Our research showed that placental expression levels of IGF-II were significantly increased in the macrosomia group (p = 0.025) [9], while levels of H19 were significantly reduced (p = 0.008). The over-expression of IGF-II mRNA in the placenta was confirmed as an independent risk factor of macrosomia indicated by both single and multiple logistic regression analysis. The high expression of H19 mRNA in the placenta was confirmed as an independent protective factor of macrosomia (OR = 0.12, 95% CI: 0.02–0.59).

H19 is a maternally expressed gene that limits conceptus growth. Hence, low expression of H19 may be connected with the placenta in the macrosomia group more than the control group. In a study of intrauterine growth restriction, placental expression levels of H19 were found to be significantly increased in the FGR group [19]. This is consistent with the hypothesis that low expression of H19 mRNA contributes to macrosomia.

The IGF-II is a paternally expressed gene that enhance feto-placental growth. It was reported that reduced fetal size in IGF-II knockout mice was accompanied by changes in the morphological features and also the size of the placentas in these animals [20, 21]. Sibley reported further that IGF-II affected not only the placental development but also the placental transportation ability using a knockout mice experiment [22]. Thus, it is reasonable to speculate that over-expression of IGF-II mRNA contributes to macrosomia.

Factors influencing the level of H19 in the placenta

Expression of imprinted genes is classically associated with differential methylation of specific CpG-rich DNA regions (DMR). A methylated DMR on the paternal chromosome inactivates adjacent H19 and an unmethylated DMR on the maternal chromosome insulates IGF-II from the enhancers.

In a pathophysiological study of preeclamptic, data from methylation-sensitive high resolution melting demonstrated hypermethylation of the promoter region of the H19 gene, and results of real-time PCR showed decreased mRNA expression of the H19 gene in early-onset preeclamptic placentas as compared with the normal controls [23].

However, in a pathophysiological study of fetal growth restriction (FGR), placentas from growth-restricted pregnancies had lower methylation levels compared to normals, in the H19 promoter region.

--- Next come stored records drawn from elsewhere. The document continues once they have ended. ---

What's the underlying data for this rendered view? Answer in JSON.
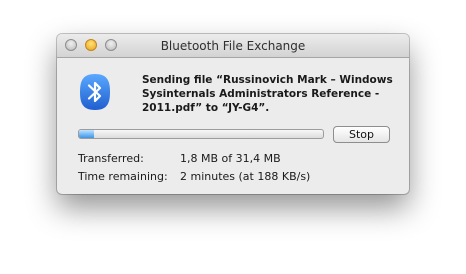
{
  "window": {
    "title": "Bluetooth File Exchange"
  },
  "transfer": {
    "message": "Sending file “Russinovich Mark – Windows Sysinternals Administrators Reference - 2011.pdf” to “JY-G4”.",
    "progress": 0.06,
    "stop_label": "Stop",
    "transferred_label": "Transferred:",
    "transferred_value": "1,8 MB of 31,4 MB",
    "time_remaining_label": "Time remaining:",
    "time_remaining_value": "2 minutes (at 188 KB/s)"
  },
  "icons": {
    "app_icon": "bluetooth-icon",
    "close": "close-button",
    "minimize": "minimize-button",
    "zoom": "zoom-button"
  },
  "colors": {
    "bluetooth_blue": "#2a6fdf",
    "progress_fill": "#3b95e8"
  }
}
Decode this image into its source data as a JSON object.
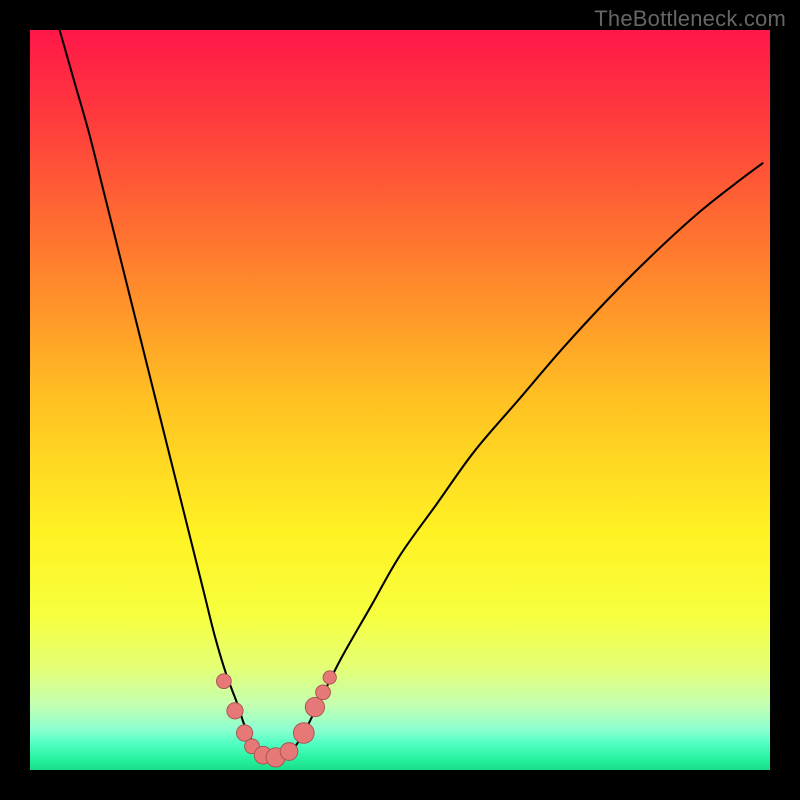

Placental expression levels of H19 were significantly increased in the FGR group [19]. The hypomethylation of the H19 promoters is compatible with the aberrant expression.

The over-expression of IGF-II could be caused by deletion or knockout of H19 [24], while loss of imprinting and hence biallelic expression could downregulate the expression of IGF-II [25]. It is still unclear whether alteration of the H19 level could regulate directly the expression of IGF-II mRNA and whether the level of H19 mRNA in the macrosomia placenta is involved in regulation of its methylation, which needs to be further investigated.

The mechanisms of these genes’ effects on macrosomia will be the focus of our continual study. In view of the factors that may affect the expression of imprinted genes, the methylation of DMR of imprinted genes is most critical. The key of our next study project will be to determine the methylation status of certain CpG islands in the control region on the genomic DNA.

In conclusion, the significant positive associations between the level of placental IGF-II and H19 and macrosomia were explored. Our findings suggest that a potential risk effect of the value of the expression of IGF-II mRNA and H19 mRNA in the placenta may exist during the development of macrosomia. Further studies are warranted to confirm our findings and clarify the potential mechanisms.